The goal of the W6CX-DV Multi-mode repeater is to allow more users of digital voice modes to make use of W6CX’s special location atop South Peak of Mount Diablo. And you are right — only one mode at a time.
It’s all done in the Multi-Mode Digital Voice software, which is Open Source/free software written by Jonathan Naylor, G4KLX. Basically when the repeater is idle, the software perks up when the receiver picks up an incoming signal. The software quickly checks which of the enabled DV modes it is hearing and repeats out the received transmission using that mode.
When that transmission ends, the repeater stays locked in whatever mode it just repeated for a short while, to ensure that any ensuing QSO will not be interrupted by a different mode.
But if there is no RF activity, the software goes back to listening for all enabled modes. Right now, we have enabled D-STAR, DMR and C4FM.
We have also carefully chosen a default D-STAR reflector (REF014C), DMR talkgroup (BrandMeister 310606 Diablo) and C4FM reflector (YSF80280 Diablo).
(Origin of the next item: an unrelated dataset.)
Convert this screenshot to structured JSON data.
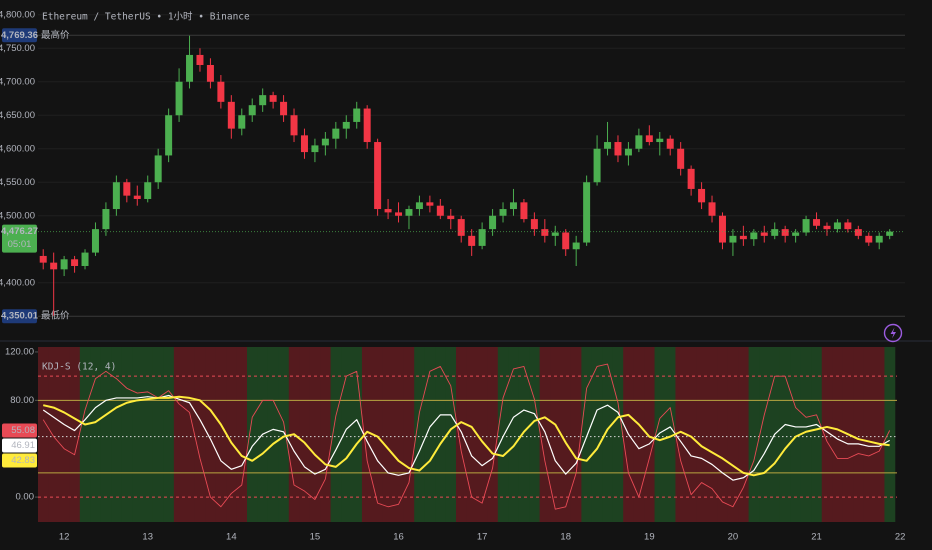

These are relatively local and provide others in the area to talk to, but are not so busy as to have a given mode take over the repeater.
However, for each of those modes, RF users can have their radios send commands to connect or link to other reflectors or talkgroups of their choice.
Once they are done, they can send another command to set the repeater on that mode to the default, or after about 15 minutes of no RF activity in that mode, the system will automatically reset to the default reflector or talkgroup for that mode.
@k6JM – understand you are using MMDVM. what’s the rx and tx hardware?